The African American Archaeological Resource Kit or ARK: This kit of teacher resource materials was assembled by Dr. Barbara Heath under the sponsorship of the Council of Virginia Archaeologists (COVA). It is organized around three actual archaeological sites in Virginia and contains artifacts; artifact identification flash cards; maps and site plans; a card game based on foodways; and explanatory material on each site. The kit circulates at no cost and is now available to be checked out by teachers, museums, and educational organizations. Contact Dee DeRoche, or by phone at (804) 482-6441.

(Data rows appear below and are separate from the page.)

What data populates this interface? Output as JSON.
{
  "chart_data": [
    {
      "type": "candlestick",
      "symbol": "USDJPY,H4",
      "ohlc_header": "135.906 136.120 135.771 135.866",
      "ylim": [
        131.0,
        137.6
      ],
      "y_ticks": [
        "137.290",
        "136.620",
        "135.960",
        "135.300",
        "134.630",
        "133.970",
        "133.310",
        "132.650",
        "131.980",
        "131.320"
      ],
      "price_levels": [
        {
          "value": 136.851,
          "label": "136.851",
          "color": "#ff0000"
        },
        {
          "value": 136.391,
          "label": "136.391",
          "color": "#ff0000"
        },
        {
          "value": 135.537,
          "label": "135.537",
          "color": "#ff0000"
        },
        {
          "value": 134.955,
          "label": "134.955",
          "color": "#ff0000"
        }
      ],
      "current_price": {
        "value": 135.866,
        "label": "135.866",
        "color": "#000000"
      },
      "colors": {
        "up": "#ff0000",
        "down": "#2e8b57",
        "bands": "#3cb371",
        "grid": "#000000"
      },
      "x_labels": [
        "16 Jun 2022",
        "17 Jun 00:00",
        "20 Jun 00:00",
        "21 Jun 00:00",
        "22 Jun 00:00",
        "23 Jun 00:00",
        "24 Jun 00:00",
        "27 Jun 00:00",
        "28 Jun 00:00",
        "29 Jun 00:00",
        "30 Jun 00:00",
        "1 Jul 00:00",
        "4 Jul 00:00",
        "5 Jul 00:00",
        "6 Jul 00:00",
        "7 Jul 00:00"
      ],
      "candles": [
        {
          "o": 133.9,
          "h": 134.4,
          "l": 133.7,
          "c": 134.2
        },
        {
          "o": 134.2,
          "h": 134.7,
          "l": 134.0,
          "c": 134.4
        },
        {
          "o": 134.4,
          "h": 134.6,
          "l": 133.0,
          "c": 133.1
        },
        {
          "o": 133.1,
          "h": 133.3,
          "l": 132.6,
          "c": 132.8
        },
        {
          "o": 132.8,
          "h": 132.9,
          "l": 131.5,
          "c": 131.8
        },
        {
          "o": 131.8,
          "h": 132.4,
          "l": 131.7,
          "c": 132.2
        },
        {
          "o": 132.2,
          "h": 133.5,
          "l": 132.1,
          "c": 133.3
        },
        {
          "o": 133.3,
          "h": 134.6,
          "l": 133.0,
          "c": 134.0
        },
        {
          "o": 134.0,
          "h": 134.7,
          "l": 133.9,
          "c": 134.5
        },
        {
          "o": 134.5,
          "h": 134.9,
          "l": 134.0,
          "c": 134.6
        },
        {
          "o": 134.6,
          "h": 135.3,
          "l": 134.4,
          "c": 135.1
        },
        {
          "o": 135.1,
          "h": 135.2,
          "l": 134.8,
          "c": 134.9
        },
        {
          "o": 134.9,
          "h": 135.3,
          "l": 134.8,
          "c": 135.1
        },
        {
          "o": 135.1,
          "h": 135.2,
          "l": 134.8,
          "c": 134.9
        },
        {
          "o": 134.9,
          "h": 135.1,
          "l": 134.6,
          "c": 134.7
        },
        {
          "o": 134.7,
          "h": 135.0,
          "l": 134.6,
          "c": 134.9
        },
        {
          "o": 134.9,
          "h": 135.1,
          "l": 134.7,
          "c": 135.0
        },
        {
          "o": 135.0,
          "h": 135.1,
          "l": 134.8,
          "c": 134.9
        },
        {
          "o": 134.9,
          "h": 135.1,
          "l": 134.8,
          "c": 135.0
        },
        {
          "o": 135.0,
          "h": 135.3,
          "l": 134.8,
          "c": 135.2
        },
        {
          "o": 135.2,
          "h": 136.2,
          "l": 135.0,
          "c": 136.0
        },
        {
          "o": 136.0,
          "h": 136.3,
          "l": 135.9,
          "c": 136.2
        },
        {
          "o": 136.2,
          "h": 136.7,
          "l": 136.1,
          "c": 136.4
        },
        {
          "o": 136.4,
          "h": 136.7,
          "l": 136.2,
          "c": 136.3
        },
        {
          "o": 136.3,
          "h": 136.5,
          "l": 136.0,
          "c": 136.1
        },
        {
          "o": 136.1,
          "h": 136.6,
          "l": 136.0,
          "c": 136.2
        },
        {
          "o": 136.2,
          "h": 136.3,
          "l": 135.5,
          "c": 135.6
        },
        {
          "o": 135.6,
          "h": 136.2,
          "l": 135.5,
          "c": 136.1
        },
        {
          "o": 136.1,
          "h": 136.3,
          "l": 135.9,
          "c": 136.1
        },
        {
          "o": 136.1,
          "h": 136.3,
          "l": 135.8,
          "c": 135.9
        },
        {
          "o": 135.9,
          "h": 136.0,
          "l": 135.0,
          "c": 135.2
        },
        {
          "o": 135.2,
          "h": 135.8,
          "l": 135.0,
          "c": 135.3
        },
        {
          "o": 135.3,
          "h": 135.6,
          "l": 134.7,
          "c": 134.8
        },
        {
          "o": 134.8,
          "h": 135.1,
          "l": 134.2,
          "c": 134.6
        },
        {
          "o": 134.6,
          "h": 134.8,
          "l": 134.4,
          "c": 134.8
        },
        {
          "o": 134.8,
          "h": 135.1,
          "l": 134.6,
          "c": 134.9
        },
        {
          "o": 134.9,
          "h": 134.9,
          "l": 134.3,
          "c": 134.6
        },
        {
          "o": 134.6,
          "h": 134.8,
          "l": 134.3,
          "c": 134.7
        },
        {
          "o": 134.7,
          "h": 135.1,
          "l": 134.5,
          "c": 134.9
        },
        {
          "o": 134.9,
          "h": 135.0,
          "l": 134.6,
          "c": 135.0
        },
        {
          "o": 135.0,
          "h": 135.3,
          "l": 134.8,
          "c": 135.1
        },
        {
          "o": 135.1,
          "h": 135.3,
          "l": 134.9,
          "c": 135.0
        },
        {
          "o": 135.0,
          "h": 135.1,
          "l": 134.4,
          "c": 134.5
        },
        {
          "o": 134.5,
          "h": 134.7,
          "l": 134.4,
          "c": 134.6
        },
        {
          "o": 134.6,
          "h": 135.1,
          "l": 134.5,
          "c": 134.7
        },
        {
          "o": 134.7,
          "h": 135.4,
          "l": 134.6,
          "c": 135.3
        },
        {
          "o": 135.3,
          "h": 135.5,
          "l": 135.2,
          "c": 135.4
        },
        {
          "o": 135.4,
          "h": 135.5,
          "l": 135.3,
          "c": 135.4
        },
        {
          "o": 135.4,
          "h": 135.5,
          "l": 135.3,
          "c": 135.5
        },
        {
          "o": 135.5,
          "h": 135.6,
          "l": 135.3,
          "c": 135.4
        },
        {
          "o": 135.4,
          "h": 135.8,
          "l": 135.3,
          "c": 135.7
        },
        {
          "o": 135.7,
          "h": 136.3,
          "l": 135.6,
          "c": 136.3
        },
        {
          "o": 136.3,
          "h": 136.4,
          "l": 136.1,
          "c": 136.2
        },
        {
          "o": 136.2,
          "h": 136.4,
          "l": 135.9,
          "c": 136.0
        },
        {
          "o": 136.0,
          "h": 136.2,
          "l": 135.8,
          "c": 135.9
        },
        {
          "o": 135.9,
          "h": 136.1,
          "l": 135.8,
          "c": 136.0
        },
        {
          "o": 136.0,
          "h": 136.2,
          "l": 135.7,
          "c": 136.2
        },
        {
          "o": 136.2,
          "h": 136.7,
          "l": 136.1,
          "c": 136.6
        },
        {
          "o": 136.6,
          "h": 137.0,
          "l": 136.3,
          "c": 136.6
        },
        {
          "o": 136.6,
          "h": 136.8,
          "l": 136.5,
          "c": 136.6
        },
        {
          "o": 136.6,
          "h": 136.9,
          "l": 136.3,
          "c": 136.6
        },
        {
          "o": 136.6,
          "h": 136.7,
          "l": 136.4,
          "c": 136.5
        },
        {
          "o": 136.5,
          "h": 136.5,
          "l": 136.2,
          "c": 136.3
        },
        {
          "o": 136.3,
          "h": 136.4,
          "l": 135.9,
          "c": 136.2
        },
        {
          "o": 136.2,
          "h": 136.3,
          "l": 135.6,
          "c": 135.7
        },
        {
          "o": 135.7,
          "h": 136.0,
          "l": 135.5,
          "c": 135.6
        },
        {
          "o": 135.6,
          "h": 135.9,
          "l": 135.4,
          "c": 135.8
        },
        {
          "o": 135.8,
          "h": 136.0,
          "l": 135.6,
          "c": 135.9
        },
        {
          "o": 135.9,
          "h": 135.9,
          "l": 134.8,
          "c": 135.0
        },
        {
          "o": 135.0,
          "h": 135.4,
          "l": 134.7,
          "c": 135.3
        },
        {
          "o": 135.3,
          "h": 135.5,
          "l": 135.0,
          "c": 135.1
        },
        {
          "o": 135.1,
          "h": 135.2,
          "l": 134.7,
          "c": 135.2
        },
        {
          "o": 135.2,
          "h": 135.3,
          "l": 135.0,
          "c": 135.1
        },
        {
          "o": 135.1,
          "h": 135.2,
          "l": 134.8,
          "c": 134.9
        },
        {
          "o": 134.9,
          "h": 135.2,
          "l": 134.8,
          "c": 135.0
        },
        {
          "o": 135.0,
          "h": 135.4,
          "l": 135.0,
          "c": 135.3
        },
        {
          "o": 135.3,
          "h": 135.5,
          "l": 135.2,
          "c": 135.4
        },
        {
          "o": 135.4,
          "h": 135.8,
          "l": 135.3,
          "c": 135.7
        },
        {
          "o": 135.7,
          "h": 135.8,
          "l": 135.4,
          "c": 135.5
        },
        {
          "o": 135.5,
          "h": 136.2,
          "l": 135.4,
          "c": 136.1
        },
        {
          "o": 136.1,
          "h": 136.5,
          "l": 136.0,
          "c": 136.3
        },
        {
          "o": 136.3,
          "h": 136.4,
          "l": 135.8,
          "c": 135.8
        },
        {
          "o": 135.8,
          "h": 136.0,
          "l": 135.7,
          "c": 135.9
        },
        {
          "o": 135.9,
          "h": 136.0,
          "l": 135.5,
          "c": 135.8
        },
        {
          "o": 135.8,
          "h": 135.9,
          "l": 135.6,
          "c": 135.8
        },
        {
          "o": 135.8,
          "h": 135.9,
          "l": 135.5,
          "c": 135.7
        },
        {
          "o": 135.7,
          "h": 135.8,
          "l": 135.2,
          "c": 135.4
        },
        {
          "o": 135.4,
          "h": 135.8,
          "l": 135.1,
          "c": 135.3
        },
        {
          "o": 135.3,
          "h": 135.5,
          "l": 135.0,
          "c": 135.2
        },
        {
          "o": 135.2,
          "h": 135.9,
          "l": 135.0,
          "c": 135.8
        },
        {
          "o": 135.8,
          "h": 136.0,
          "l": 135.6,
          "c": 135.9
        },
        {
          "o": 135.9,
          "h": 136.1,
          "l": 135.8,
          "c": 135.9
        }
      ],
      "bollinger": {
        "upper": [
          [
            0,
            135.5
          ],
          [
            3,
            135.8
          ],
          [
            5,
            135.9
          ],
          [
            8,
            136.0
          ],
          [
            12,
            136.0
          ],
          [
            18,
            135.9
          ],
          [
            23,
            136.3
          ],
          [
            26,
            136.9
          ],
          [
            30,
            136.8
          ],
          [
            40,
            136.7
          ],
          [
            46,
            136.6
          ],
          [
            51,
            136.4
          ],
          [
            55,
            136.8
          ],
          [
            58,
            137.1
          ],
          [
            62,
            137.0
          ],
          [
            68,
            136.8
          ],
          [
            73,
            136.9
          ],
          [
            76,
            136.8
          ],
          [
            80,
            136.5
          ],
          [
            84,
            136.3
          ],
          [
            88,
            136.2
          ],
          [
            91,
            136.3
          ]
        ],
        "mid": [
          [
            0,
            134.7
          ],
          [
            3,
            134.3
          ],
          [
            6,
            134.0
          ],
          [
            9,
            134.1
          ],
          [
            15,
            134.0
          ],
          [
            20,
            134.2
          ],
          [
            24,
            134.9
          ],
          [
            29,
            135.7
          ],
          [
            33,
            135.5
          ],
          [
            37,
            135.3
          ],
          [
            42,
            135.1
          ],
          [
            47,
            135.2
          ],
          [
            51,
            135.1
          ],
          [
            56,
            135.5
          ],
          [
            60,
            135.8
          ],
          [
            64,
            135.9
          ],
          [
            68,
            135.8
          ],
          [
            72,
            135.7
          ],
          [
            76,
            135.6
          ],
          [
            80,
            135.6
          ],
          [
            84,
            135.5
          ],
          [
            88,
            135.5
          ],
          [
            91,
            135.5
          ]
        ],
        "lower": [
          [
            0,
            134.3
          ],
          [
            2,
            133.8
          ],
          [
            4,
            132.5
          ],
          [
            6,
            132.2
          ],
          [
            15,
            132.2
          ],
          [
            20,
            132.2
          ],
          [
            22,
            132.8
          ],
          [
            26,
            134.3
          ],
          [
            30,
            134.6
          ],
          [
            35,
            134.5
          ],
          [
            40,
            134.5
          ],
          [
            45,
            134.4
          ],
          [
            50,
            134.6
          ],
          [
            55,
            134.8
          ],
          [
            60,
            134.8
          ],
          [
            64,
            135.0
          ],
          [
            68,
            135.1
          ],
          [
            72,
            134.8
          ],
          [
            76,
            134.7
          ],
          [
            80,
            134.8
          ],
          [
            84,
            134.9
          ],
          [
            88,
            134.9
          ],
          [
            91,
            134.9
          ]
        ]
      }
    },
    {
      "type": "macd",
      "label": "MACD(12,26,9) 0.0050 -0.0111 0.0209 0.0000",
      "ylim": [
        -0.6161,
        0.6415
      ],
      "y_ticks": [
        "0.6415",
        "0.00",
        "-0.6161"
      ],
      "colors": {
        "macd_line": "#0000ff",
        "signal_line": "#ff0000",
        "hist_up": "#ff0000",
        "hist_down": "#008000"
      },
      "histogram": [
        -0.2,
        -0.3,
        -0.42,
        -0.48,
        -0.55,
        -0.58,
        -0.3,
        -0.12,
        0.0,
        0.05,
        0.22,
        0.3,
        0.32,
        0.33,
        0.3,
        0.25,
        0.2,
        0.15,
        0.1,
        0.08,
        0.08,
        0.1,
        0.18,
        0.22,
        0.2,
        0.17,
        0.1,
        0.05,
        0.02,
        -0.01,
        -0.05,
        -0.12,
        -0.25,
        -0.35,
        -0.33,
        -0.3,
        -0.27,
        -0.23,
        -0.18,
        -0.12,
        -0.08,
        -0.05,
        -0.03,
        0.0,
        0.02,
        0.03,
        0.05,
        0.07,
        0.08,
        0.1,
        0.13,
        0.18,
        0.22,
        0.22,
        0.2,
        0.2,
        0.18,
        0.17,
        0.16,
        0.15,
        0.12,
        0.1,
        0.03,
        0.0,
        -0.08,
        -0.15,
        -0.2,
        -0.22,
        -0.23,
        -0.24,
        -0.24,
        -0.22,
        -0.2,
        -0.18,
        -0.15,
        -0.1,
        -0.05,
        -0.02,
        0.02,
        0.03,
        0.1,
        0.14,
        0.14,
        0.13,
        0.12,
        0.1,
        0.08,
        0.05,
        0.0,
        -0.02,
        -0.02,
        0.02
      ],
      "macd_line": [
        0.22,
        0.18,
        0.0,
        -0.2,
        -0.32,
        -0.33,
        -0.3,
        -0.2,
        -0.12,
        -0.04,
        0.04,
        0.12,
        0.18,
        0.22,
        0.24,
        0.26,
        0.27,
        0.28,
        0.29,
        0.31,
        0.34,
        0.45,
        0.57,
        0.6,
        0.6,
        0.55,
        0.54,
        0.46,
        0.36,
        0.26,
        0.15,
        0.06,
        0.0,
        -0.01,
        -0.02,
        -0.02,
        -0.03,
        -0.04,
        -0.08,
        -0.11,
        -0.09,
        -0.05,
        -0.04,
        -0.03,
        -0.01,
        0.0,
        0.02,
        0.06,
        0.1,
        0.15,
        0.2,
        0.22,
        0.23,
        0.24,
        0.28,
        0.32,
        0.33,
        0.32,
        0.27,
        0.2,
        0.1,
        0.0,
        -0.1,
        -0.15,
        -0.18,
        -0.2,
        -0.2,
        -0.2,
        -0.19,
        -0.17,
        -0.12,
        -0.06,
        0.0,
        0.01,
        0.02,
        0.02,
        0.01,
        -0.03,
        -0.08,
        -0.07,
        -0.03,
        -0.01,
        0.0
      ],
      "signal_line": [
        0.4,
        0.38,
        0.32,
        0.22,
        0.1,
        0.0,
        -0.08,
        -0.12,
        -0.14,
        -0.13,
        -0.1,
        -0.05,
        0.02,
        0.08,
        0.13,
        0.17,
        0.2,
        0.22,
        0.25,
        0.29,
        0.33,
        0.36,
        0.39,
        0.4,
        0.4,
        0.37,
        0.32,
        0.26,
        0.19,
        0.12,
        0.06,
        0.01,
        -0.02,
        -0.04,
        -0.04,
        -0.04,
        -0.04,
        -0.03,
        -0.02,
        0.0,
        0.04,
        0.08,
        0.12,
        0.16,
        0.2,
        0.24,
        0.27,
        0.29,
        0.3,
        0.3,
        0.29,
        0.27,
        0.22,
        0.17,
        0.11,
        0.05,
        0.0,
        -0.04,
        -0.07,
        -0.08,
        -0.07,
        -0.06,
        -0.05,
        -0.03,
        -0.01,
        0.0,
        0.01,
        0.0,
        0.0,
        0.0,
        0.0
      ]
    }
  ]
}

The Virginia Indian Archaeological Resource Kit or ARK: The ARK contains books, drawings, videos, replicas, and a computer game that will give students a variety of ways to explore archaeology and the Indians of Virginia. The kit circulates on loan at no cost. Museums, teachers, and educational organizations may make a reservation to borrow the kit by contacting Dee DeRoche, or by phone at (804) 482-6441.
The Teacher Guide and Activity Book to Solving History’s Mysteries: The History Discovery Lab. Solving History's Mysteries is an exhibition at the Virginia Historical Society (located next to the Department of Historic Resources in Richmmond). The guide uses archaeological sites and historic places to illustrate the processes of discovering the tangible evidence of our past—how to read the history that is all around us. The exercises in the guide relate the importance of historic resources to students’ understanding of history and the past to their everyday lives.
First People: The Early Indians of Virginia Find out about the ancient history of the native people of Virginia. Although the unit's webpages span the entire spectrum of native cultural history, they barely scratch the surface of what archaeologists and other scholars are learning about native Virginians.
How do we know about the Native Americans who were here when Europeans arrived? One source is the artwork of John White, who was governor of the “Lost Colony” that settled in present-day North Carolina in 1585.
White’s colorful eyewitness depictions of Indian life provide a compelling means for learning about the clothing, rituals, activities, food, and houses of Native Americans of the mid-Atlantic coastal region. Enter the Indian world of White’s paintings through an interactive education module developed by the Department of Historic Resources.
Based on three of White's watercolors, this module is a good online resource and springboard for learning about Indian life, especially for elementary school students. It combines history, archaeological artifacts, and the oral traditions of Native Americans today.